Big ideas from the 2023 Causal Data Science Meeting

Last week, I enjoyed attending parts of the annual virtual Causal Data Science Meeting organized by researchers from Maastricht University, Netherlands, and Copenhagen Business School, Denmark. This has been one of my favorite virtual events since the first iteration in 2020, and I find it consistently highlights the best of the causal research community: brining together industry and academia with concise talks that are at once thought-provoking, theoretically well-grounded, yet thoroughly pragmatic.

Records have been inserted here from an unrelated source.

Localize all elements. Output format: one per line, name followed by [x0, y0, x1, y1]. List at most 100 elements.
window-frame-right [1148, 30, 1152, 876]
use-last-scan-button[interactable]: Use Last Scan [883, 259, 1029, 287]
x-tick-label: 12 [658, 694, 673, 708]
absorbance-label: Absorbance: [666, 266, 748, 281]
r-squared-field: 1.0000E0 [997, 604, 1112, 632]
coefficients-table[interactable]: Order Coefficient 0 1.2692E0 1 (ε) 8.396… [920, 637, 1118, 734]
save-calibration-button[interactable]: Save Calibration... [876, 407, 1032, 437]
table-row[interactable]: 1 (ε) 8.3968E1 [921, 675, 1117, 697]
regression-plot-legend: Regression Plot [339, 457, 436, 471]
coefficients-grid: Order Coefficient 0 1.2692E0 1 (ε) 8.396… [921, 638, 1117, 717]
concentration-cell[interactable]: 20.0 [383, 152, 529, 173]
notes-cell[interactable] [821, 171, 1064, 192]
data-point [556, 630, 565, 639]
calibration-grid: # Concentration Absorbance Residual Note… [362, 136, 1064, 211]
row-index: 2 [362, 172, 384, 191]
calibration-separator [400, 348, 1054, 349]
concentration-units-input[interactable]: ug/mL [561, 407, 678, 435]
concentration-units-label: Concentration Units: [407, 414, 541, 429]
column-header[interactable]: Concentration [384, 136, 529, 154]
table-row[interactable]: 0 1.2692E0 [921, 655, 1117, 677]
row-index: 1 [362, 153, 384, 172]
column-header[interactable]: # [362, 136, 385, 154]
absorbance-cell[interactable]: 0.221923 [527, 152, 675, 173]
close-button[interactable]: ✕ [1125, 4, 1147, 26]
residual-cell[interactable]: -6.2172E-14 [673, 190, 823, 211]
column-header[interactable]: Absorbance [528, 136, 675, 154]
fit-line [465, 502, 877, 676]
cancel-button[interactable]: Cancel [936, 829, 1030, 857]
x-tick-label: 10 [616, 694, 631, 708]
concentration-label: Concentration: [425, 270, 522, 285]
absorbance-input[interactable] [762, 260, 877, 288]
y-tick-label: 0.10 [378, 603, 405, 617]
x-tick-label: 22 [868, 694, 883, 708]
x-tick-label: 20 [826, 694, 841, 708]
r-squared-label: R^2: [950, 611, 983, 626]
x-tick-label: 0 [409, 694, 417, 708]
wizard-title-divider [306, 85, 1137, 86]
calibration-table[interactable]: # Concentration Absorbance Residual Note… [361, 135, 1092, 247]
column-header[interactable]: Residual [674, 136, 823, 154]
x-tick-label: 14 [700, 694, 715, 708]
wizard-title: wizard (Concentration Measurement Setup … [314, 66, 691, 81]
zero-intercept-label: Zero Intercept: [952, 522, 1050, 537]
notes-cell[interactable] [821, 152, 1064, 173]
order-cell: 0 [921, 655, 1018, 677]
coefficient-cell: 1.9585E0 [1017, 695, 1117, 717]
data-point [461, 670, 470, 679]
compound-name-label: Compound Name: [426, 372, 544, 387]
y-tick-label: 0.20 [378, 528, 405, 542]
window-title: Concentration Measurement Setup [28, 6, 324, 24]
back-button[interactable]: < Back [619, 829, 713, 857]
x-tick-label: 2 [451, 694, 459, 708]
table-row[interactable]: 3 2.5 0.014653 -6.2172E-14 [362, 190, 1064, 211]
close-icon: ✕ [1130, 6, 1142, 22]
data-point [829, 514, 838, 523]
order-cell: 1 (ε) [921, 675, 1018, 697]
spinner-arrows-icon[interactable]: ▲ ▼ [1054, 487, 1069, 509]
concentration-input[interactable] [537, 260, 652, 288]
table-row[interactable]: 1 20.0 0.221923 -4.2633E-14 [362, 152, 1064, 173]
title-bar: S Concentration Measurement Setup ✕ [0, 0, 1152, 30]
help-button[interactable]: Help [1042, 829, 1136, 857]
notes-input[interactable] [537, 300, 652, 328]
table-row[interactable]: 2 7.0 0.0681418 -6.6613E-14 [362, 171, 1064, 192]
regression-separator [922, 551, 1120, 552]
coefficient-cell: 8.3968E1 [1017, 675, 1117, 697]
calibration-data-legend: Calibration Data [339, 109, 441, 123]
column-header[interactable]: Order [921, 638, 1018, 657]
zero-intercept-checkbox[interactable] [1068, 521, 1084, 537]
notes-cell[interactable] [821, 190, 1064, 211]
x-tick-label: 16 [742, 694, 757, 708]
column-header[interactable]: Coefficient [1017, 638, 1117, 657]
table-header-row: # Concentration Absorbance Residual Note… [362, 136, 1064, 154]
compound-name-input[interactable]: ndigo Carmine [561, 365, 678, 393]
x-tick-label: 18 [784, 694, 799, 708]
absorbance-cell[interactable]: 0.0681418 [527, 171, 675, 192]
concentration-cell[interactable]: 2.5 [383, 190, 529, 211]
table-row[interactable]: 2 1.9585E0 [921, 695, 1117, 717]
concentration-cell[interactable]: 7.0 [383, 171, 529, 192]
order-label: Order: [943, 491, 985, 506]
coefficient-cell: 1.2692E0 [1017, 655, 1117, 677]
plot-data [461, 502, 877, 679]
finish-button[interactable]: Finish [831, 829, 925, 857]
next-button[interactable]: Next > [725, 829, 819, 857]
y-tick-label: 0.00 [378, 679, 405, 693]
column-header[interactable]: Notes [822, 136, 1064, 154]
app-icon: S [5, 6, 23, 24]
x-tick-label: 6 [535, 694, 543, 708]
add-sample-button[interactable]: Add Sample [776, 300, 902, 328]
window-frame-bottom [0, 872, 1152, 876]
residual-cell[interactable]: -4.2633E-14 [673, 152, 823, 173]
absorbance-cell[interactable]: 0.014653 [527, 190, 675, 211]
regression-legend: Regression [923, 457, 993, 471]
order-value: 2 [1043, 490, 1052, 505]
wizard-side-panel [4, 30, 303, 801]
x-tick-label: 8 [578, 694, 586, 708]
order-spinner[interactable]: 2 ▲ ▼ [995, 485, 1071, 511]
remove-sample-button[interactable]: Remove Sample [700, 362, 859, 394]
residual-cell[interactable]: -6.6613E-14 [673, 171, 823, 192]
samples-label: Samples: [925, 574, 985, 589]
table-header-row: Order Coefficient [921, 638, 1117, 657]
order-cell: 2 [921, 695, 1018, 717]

While I could not join the entire event (running in CET time, some sessions fit snuggly between my first cup of coffee and first work meeting of the day in CST), this year’s conference did not disappoint! Below, I share a sampling with five “big ideas” from the sessions.

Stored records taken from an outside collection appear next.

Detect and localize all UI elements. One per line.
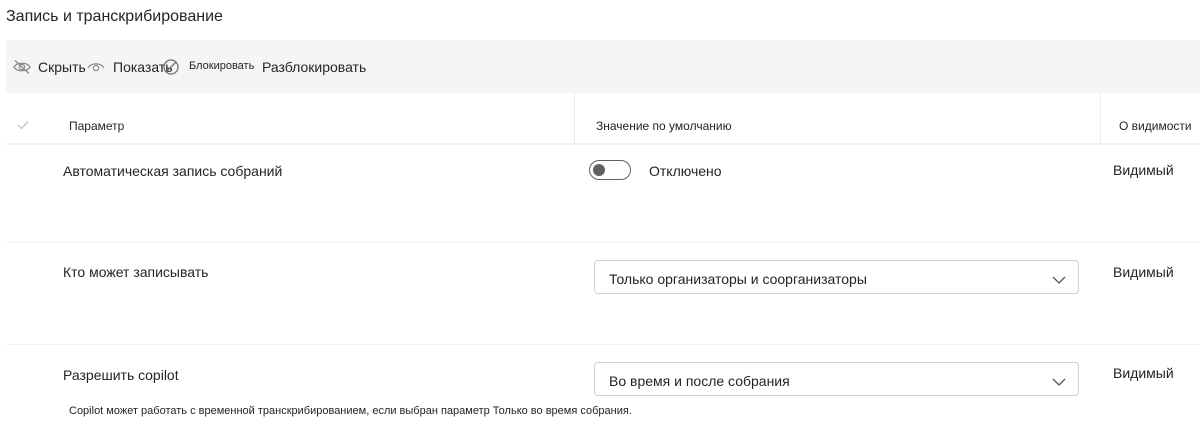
copilot-note: Copilot может работать с временной транс… [69,405,632,417]
setting-name: Разрешить copilot [63,367,179,383]
setting-name: Кто может записывать [63,264,209,280]
page-title: Запись и транскрибирование [6,8,223,25]
select-all-checkmark-icon[interactable] [17,117,29,135]
hide-button[interactable]: Скрыть [12,40,86,93]
setting-name: Автоматическая запись собраний [63,163,283,179]
who-can-record-dropdown[interactable]: Только организаторы и соорганизаторы [594,260,1079,294]
visibility-value: Видимый [1113,162,1174,178]
chevron-down-icon [1052,374,1066,392]
auto-record-toggle[interactable] [589,160,631,180]
column-divider [574,93,575,145]
eye-off-icon [12,59,32,75]
toolbar: Скрыть Показать Блокировать Разблокирова… [6,40,1200,93]
block-icon [162,58,180,76]
block-button[interactable]: Блокировать [162,40,254,93]
visibility-value: Видимый [1113,264,1174,280]
unblock-button[interactable]: Разблокировать [262,40,366,93]
table-header: Параметр Значение по умолчанию О видимос… [6,93,1200,145]
show-button[interactable]: Показать [86,40,173,93]
toggle-knob [593,163,605,176]
row-divider [6,344,1200,345]
dropdown-value: Только организаторы и соорганизаторы [609,271,867,287]
chevron-down-icon [1052,272,1066,290]
hide-button-label: Скрыть [38,58,86,75]
row-divider [6,242,1200,243]
column-header-visibility[interactable]: О видимости [1119,119,1192,133]
block-button-label: Блокировать [189,59,255,72]
column-divider [1100,93,1101,145]
column-header-default-value[interactable]: Значение по умолчанию [596,119,732,133]
toggle-state-label: Отключено [649,163,722,179]
unblock-button-label: Разблокировать [262,58,367,75]
eye-icon [86,59,106,75]
dropdown-value: Во время и после собрания [609,373,790,389]
allow-copilot-dropdown[interactable]: Во время и после собрания [594,362,1079,396]
visibility-value: Видимый [1113,365,1174,381]
column-header-parameter[interactable]: Параметр [69,119,124,133]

What’s the current “gold standard” of causal ML methods in industry? Dima Goldenberg presented a great case study on heterogeneous uplift modeling at Booking.com. (While I couldn’t find the exact slides or paper, you can get a flavor of Booking’s work in experimentation and causal inference from their excellent tech blog )
How does causal evidence add value? Robert Kubinec conceptualized a measurable spectrum of descriptive to causal studies based on entropy. This framework broadens the aperture to think about how both quantitative and qualitative evidence can come together to form causal conclusions. (Preprint)
But how do we know the methods work? Causal methods are notoriously hard to validate since, by definition, we lack a ground truth against which to compare our estimate. To validate new methods, Lingjie Shen and coauthors presented one approach with their new [RCTrep R package] (https://github.com/duolajiang/RCTrep) which can be used to compare outcomes between real-world data (RWD) and randomized control trial data (RCT).
And what do we do when they can’t get all the way there? Carlos Fernández-Loría and Jorge Loría talk on “Causal Scoring” explores how we can accept and make use of “causal ranking” or “causal classification” even when we do not believe we can generate fully credible, calibrated causal estimates. By defining which type of estimand is really necessary for a specific use case, they show how one can tailor their modeling approach and broaden the range of applications. (Preprint)
Finally, do the best methods that correctly accrue causal evidence and validate matter? Ron Berman and Anya Shchetkina tackled this question in their paper about when correctly modeling uplift heterogeneity does and doesn’t matter. They decomposed potential causes using real-world marketing and public health examples and presented a methodology for identifying when uplift-based personalization makes a business impact (I couldn’t find pre-print, but they also presented at MIT’s CODE this week, so hopefully there will be a video soon!)

One of the joys of the causal DS community’s mindset is the inherent focus on impact and pragmatism, and this year’s conference continued to deliver in that vein. I’m marking my calendar (and setting my 4AM alarm!) for next year already.